Collecting feature requests

Luke Schierer lschiere at pidgin.im
Sat Jan 3 17:15:21 EST 2009


On Sat, Jan 03, 2009 at 11:53:21PM +0200, Felipe Contreras wrote:
> On Sat, Jan 3, 2009 at 11:08 PM, Luke Schierer <luke at schierer.org> wrote:
> > On Sat, Jan 03, 2009 at 10:51:16PM +0200, Felipe Contreras wrote:
> >> On Sat, Jan 3, 2009 at 10:02 PM, Ka-Hing Cheung <khc at hxbc.us> wrote:
> >> > On Sat, 2009-01-03 at 13:14 -0500, Daniel Atallah wrote:
> >> >> On Sat, Jan 3, 2009 at 9:00 AM, Luke Schierer <lschiere at pidgin.im> wrote:
> >> >> > The trac plugin at http://www.trac-hacks.org/wiki/VotePlugin looks like
> >> >> > it would do this.  However, it requires an environment upgrade, which
> >> >> > seems to crash when I run it.  Perhaps Daniel can figure out what it is
> >> >> > that I am missing.
> >> >> >
> >> >>
> >> >> I got it working.
> >> >>
> >> >> You can now vote on tickets.
> >> >
> >> > I definitely prefer that to brainstorm. Would be even better if the
> >> > voting arrows are bigger and/or nearer the description.
> >>
> >> I prefer brainstorm because it provides better visibility, and it's
> >> easier to vote and add new items.
> >>
> >> It would probably model what users really want more effectively than
> >> votes on tickets, and proof of that is the input it already has
> >> received.
> >
> > The fact that it has a few hundred votes does not prove that it models
> > anything better than tickets could. It really hasn't told us
> > *anything* we wouldn't have known without it.  Just that QQ isn't all
> > that popular, and that otherwise file transfer and vv capabilities are
> > important to some users.
> 
> It tells you that people like voting systems.

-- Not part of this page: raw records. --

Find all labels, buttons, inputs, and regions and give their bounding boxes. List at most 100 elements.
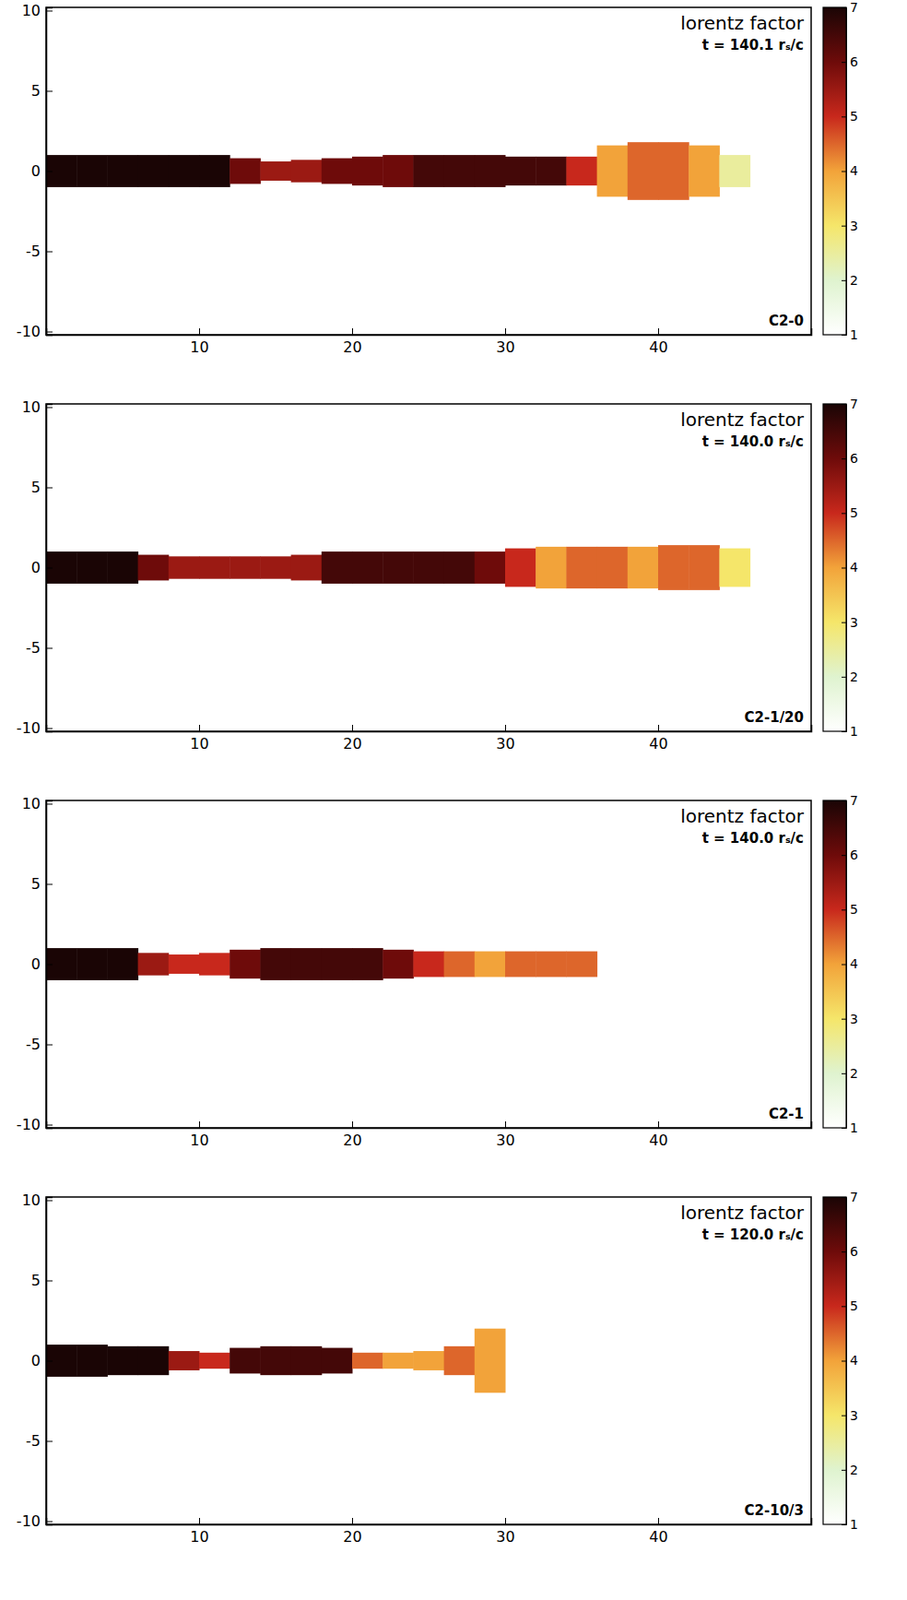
tick-mark bbox=[505, 724, 507, 731]
tick-label: 20 bbox=[342, 1527, 362, 1545]
title: C2-0 bbox=[768, 312, 804, 330]
tick-label: -5 bbox=[25, 242, 41, 260]
jet-cell bbox=[46, 154, 78, 188]
tick-label: 3 bbox=[849, 1407, 859, 1423]
x-axis: 10203040 bbox=[47, 724, 813, 753]
plot-frame bbox=[46, 403, 812, 731]
tick-label: 5 bbox=[849, 108, 859, 124]
axis-line bbox=[841, 800, 848, 1129]
tick-mark bbox=[841, 1305, 847, 1307]
tick-label: 0 bbox=[31, 1351, 41, 1369]
tick-label: 3 bbox=[849, 218, 859, 234]
tick-mark bbox=[46, 883, 53, 884]
y-axis: -10-50510 bbox=[16, 1190, 53, 1530]
tick: 0 bbox=[31, 558, 53, 577]
axis-line bbox=[841, 1197, 848, 1525]
jet-cell bbox=[76, 154, 108, 188]
jet-cell bbox=[352, 551, 384, 584]
tick-label: 1 bbox=[849, 327, 859, 342]
tick: 10 bbox=[189, 1120, 209, 1149]
jet-cell bbox=[259, 1345, 292, 1375]
tick-mark bbox=[352, 1517, 354, 1524]
jet-cell bbox=[444, 951, 476, 978]
tick-label: 7 bbox=[849, 396, 859, 412]
tick: 20 bbox=[342, 1120, 362, 1149]
tick: 5 bbox=[31, 82, 53, 100]
tick-mark bbox=[841, 1250, 847, 1252]
tick-mark bbox=[199, 1517, 201, 1524]
tick: -10 bbox=[16, 718, 53, 737]
jet-cell bbox=[291, 947, 323, 980]
tick-mark bbox=[841, 964, 847, 966]
tick: -10 bbox=[16, 322, 53, 341]
jet-cell bbox=[444, 1345, 476, 1375]
x-axis: 10203040 bbox=[47, 1120, 813, 1149]
tick-label: 5 bbox=[31, 874, 41, 893]
jet-cell bbox=[565, 951, 598, 978]
tick: 40 bbox=[648, 328, 668, 356]
jet-cell bbox=[412, 951, 445, 978]
jet-cell bbox=[535, 546, 567, 589]
tick-mark bbox=[841, 403, 847, 405]
tick-mark bbox=[658, 724, 660, 731]
tick: 3 bbox=[841, 614, 859, 630]
tick: -5 bbox=[25, 638, 53, 657]
tick-mark bbox=[46, 90, 53, 92]
jet-cell bbox=[106, 947, 139, 980]
tick: 10 bbox=[22, 398, 53, 416]
tick-label: 30 bbox=[495, 734, 515, 753]
tick-mark bbox=[841, 61, 847, 63]
annotation: t = 120.0 rₛ/c bbox=[702, 1225, 804, 1243]
subtitle: lorentz factor bbox=[680, 804, 805, 827]
tick-mark bbox=[199, 328, 201, 335]
tick: 1 bbox=[841, 1516, 859, 1532]
jet-cell bbox=[382, 1352, 414, 1368]
tick-label: 3 bbox=[849, 614, 859, 630]
y-axis: -10-50510 bbox=[16, 398, 53, 737]
jet-cell bbox=[138, 154, 170, 188]
tick-label: 5 bbox=[849, 901, 859, 917]
tick-label: 6 bbox=[849, 450, 859, 466]
panel: 10203040-10-505101234567lorentz factort … bbox=[16, 396, 859, 753]
annotation: t = 140.0 rₛ/c bbox=[702, 433, 804, 450]
tick-mark bbox=[505, 1120, 507, 1128]
tick: 2 bbox=[841, 1065, 859, 1081]
tick: 0 bbox=[31, 162, 53, 180]
plot-frame bbox=[46, 800, 812, 1128]
jet-cell bbox=[106, 1345, 139, 1375]
tick-label: 2 bbox=[849, 669, 859, 684]
tick: 10 bbox=[22, 1, 53, 20]
jet-cell bbox=[259, 161, 292, 181]
tick: -5 bbox=[25, 242, 53, 260]
tick-mark bbox=[658, 1120, 660, 1128]
tick-mark bbox=[46, 1279, 53, 1281]
tick-mark bbox=[46, 1360, 53, 1362]
tick-mark bbox=[841, 622, 847, 624]
tick-mark bbox=[841, 458, 847, 460]
tick-mark bbox=[505, 1517, 507, 1524]
tick-mark bbox=[199, 724, 201, 731]
jet-cell bbox=[229, 949, 261, 978]
tick: 3 bbox=[841, 1011, 859, 1026]
tick-label: 0 bbox=[31, 162, 41, 180]
jet-cell bbox=[229, 555, 261, 578]
jet-cell bbox=[199, 1352, 231, 1368]
title: C2-1 bbox=[768, 1105, 804, 1122]
tick-label: 10 bbox=[22, 1190, 41, 1209]
tick-mark bbox=[841, 116, 847, 118]
tick-label: 30 bbox=[495, 338, 515, 356]
jet-cell bbox=[444, 154, 476, 188]
tick: 7 bbox=[841, 0, 859, 15]
jet-cell bbox=[382, 154, 414, 188]
tick-mark bbox=[46, 802, 53, 804]
tick-label: 1 bbox=[849, 723, 859, 739]
axis-line bbox=[47, 724, 813, 732]
jet-cell bbox=[688, 544, 720, 590]
tick: 10 bbox=[189, 328, 209, 356]
jet-cell bbox=[412, 551, 445, 584]
tick: -10 bbox=[16, 1115, 53, 1133]
colorbar bbox=[823, 403, 847, 731]
tick-label: -10 bbox=[16, 1115, 41, 1133]
tick-mark bbox=[46, 1199, 53, 1201]
tick-label: 10 bbox=[22, 1, 41, 20]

Which is why we are implementing the voting plugin, and trying to see
what parts of brainstorm we can implement in Trac.

> 
> You can speculate about the validity of the results, specially in a
> short time span, but I bet the brainstorm would be much more popular
> than tickets, and that's the tendency you can already see right now.

Not really, no.  What I see here is what you mentioned just before, that
people like the idea of voting on features.

> 
> Statistically speaking, the bigger the sample, the more accurate the model.
> 
> > In fact, based on just *how* negative QQ is, I'd almost be tempted to
> > say that the site has been visited by a mad click happy person.
> 
> You mean a person creating multiple accounts just to vote up something
> that was specifically said not to affect the direction development
> happen? I find that unlikely.
> 
> -- 
> Felipe Contreras

I *highly* suspect that most users voting have disreguarded, never
assimilated the idea that their input does not affect the direction of
development.  

If brainstorm is in fact restricting users to one vote up or down per
item, then what is most clear from those results is that users don't
even really understand what they are voting on.  Because a vote down for
voice and video in QQ is hardly, if we were to follow the trends, would
hardly advance voice and video support in any other protocol.